22. Slaid Cleaves: Still Fighting The War
Billy Bragg may call himself “the Sherpa of Heartbreak,” but Slaid Cleaves is its cartographer. On this album, he maps a craggy landscape of loss, sorrow, regret and resignation that somehow sounds soothing, even though these cinematic vignettes don’t offer much hope for a happy tomorrow. You fight a war, you come home a mess. You work hard, but they take your job away. You fall in love, marry and procreate, then your mind fades as your loved ones watch. In “Rust Belt Fields,” he sings, “No one gets a bonus for bloody knuckles and scars/No one remembers your name/Just for working hard.” With a high, rust-edged tenor that eats away any protection his characters might wear, he exposes their souls along with their lives. Yet he also finds room for upbeat brevity with a pair of charmers, “Whim of Iron” (perhaps about his mother?) and the clever “Texas Love Song.” And he celebrates his beloved mentor, Don Walser, in “God’s Own Yodeler.” In the end, though, Cleaves returns to departures, considering his own in “Voice of Midnight.” But he leaves us with a pragmatic thought, singing, “The only vow I make/to live true and die well.” That’s one aspiration we should all share.

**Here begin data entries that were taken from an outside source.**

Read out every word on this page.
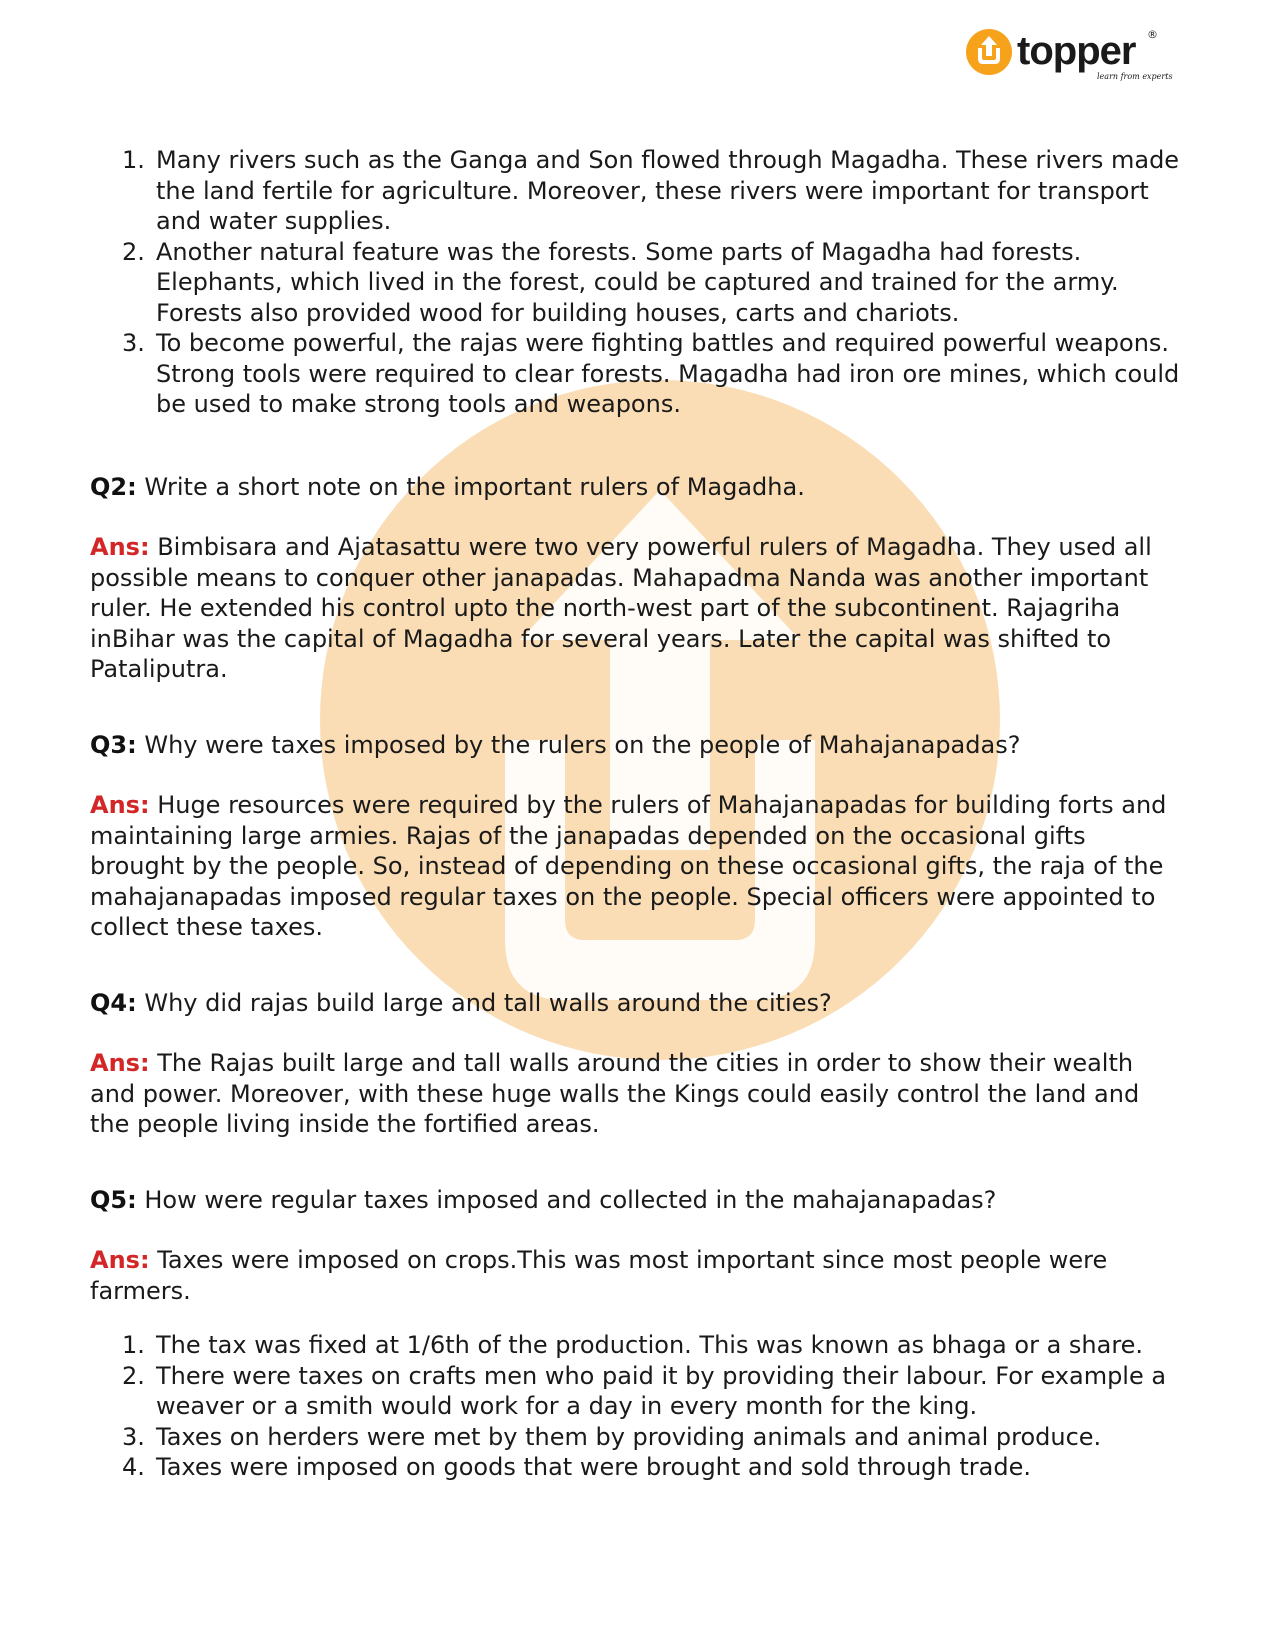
topper ®
learn from experts
1. Many rivers such as the Ganga and Son flowed through Magadha. These rivers made the land fertile for agriculture. Moreover, these rivers were important for transport and water supplies.
2. Another natural feature was the forests. Some parts of Magadha had forests. Elephants, which lived in the forest, could be captured and trained for the army. Forests also provided wood for building houses, carts and chariots.
3. To become powerful, the rajas were fighting battles and required powerful weapons. Strong tools were required to clear forests. Magadha had iron ore mines, which could be used to make strong tools and weapons.

Q2: Write a short note on the important rulers of Magadha.

Ans: Bimbisara and Ajatasattu were two very powerful rulers of Magadha. They used all possible means to conquer other janapadas. Mahapadma Nanda was another important ruler. He extended his control upto the north-west part of the subcontinent. Rajagriha inBihar was the capital of Magadha for several years. Later the capital was shifted to Pataliputra.

Q3: Why were taxes imposed by the rulers on the people of Mahajanapadas?

Ans: Huge resources were required by the rulers of Mahajanapadas for building forts and maintaining large armies. Rajas of the janapadas depended on the occasional gifts brought by the people. So, instead of depending on these occasional gifts, the raja of the mahajanapadas imposed regular taxes on the people. Special officers were appointed to collect these taxes.

Q4: Why did rajas build large and tall walls around the cities?

Ans: The Rajas built large and tall walls around the cities in order to show their wealth and power. Moreover, with these huge walls the Kings could easily control the land and the people living inside the fortified areas.

Q5: How were regular taxes imposed and collected in the mahajanapadas?

Ans: Taxes were imposed on crops.This was most important since most people were farmers.

1. The tax was fixed at 1/6th of the production. This was known as bhaga or a share.
2. There were taxes on crafts men who paid it by providing their labour. For example a weaver or a smith would work for a day in every month for the king.
3. Taxes on herders were met by them by providing animals and animal produce.
4. Taxes were imposed on goods that were brought and sold through trade.
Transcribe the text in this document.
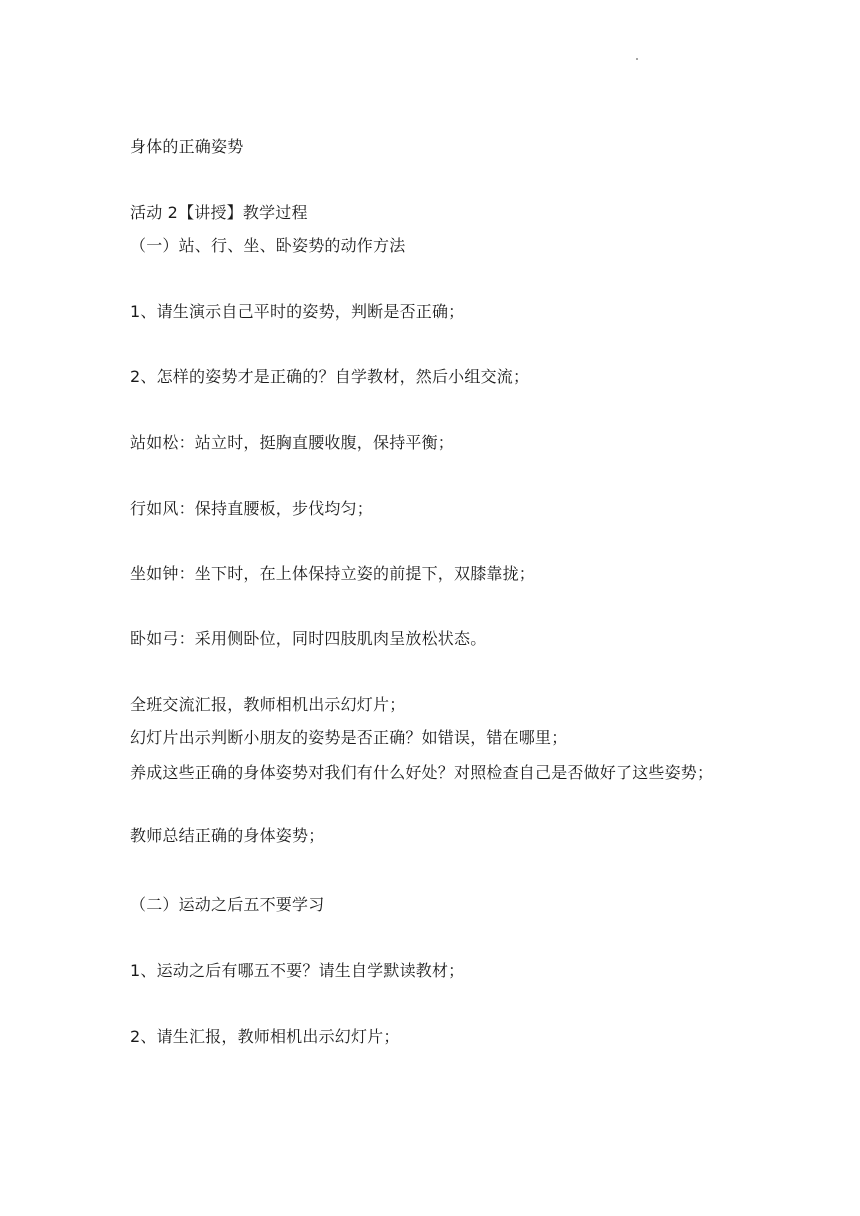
身体的正确姿势
活动 2【讲授】教学过程
（一）站、行、坐、卧姿势的动作方法
1、请生演示自己平时的姿势，判断是否正确；
2、怎样的姿势才是正确的？自学教材，然后小组交流；
站如松：站立时，挺胸直腰收腹，保持平衡；
行如风：保持直腰板，步伐均匀；
坐如钟：坐下时，在上体保持立姿的前提下，双膝靠拢；
卧如弓：采用侧卧位，同时四肢肌肉呈放松状态。
全班交流汇报，教师相机出示幻灯片；
幻灯片出示判断小朋友的姿势是否正确？如错误，错在哪里；
养成这些正确的身体姿势对我们有什么好处？对照检查自己是否做好了这些姿势；
教师总结正确的身体姿势；
（二）运动之后五不要学习
1、运动之后有哪五不要？请生自学默读教材；
2、请生汇报，教师相机出示幻灯片；
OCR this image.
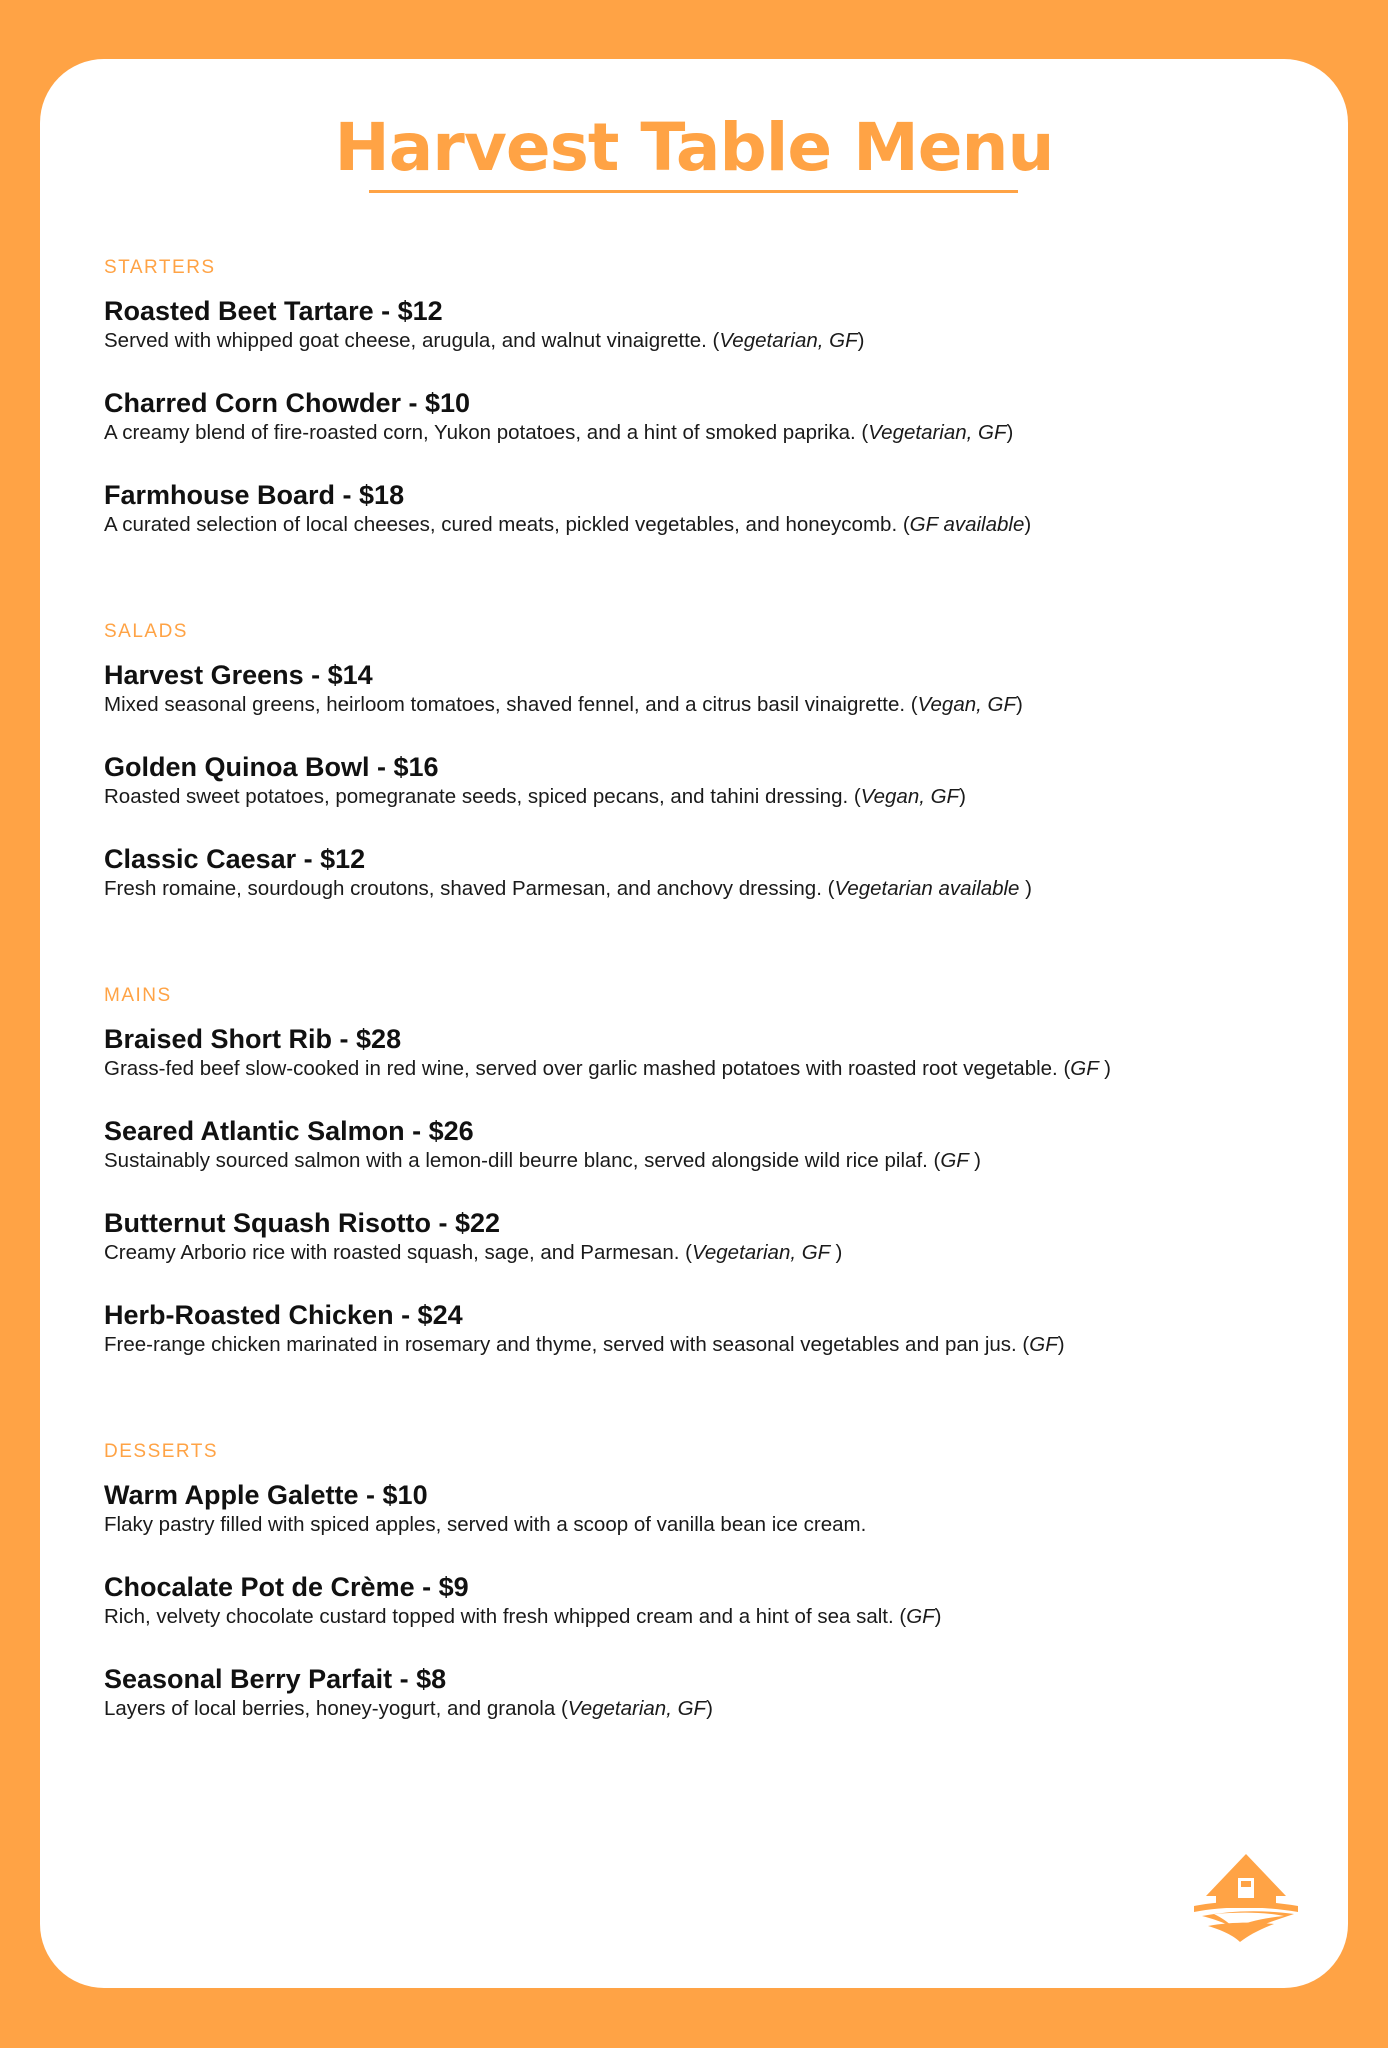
Harvest Table Menu
STARTERS
Roasted Beet Tartare - $12
Served with whipped goat cheese, arugula, and walnut vinaigrette. (Vegetarian, GF)
Charred Corn Chowder - $10
A creamy blend of fire-roasted corn, Yukon potatoes, and a hint of smoked paprika. (Vegetarian, GF)
Farmhouse Board - $18
A curated selection of local cheeses, cured meats, pickled vegetables, and honeycomb. (GF available)
SALADS
Harvest Greens - $14
Mixed seasonal greens, heirloom tomatoes, shaved fennel, and a citrus basil vinaigrette. (Vegan, GF)
Golden Quinoa Bowl - $16
Roasted sweet potatoes, pomegranate seeds, spiced pecans, and tahini dressing. (Vegan, GF)
Classic Caesar - $12
Fresh romaine, sourdough croutons, shaved Parmesan, and anchovy dressing. (Vegetarian available )
MAINS
Braised Short Rib - $28
Grass-fed beef slow-cooked in red wine, served over garlic mashed potatoes with roasted root vegetable. (GF )
Seared Atlantic Salmon - $26
Sustainably sourced salmon with a lemon-dill beurre blanc, served alongside wild rice pilaf. (GF )
Butternut Squash Risotto - $22
Creamy Arborio rice with roasted squash, sage, and Parmesan. (Vegetarian, GF )
Herb-Roasted Chicken - $24
Free-range chicken marinated in rosemary and thyme, served with seasonal vegetables and pan jus. (GF)
DESSERTS
Warm Apple Galette - $10
Flaky pastry filled with spiced apples, served with a scoop of vanilla bean ice cream.
Chocalate Pot de Crème - $9
Rich, velvety chocolate custard topped with fresh whipped cream and a hint of sea salt. (GF)
Seasonal Berry Parfait - $8
Layers of local berries, honey-yogurt, and granola (Vegetarian, GF)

21.Valerie June: Pushin’ Against A Stone
You may know Valerie June as the siren in red who accompanied Eric Church at the most recent ACM Awards. Or you might’ve heard her conjuring Nina Simone on Meshell Ndegeocello’s album last year, or pulling her weight in a roots revivalist string band alongside Luther Dickinson, Amy LaVere, Shannon McNally and Sharde Thomas before that, or serving as the subject of a mini-doc made by the director of Hustle & Flow even earlier. Her fourth album, Pushin’ Against A Stone shows off her own tradition-tweaking vision (she calls it “organic moonshine roots music”) and her arresting voice, veering from girl group to gospel to bluegrass to folk with ease. The album was co-produced by The Black Keys’ Dan Auerbach, who duets on a great acoustic cover of Estil C. Ball’s “Trials, Troubles, Tribulations.” Booker T. Jones stops by to lay down bluesy organ on June’s “Somebody To Love.” If you haven’t checked this album out yet, you’re missing out.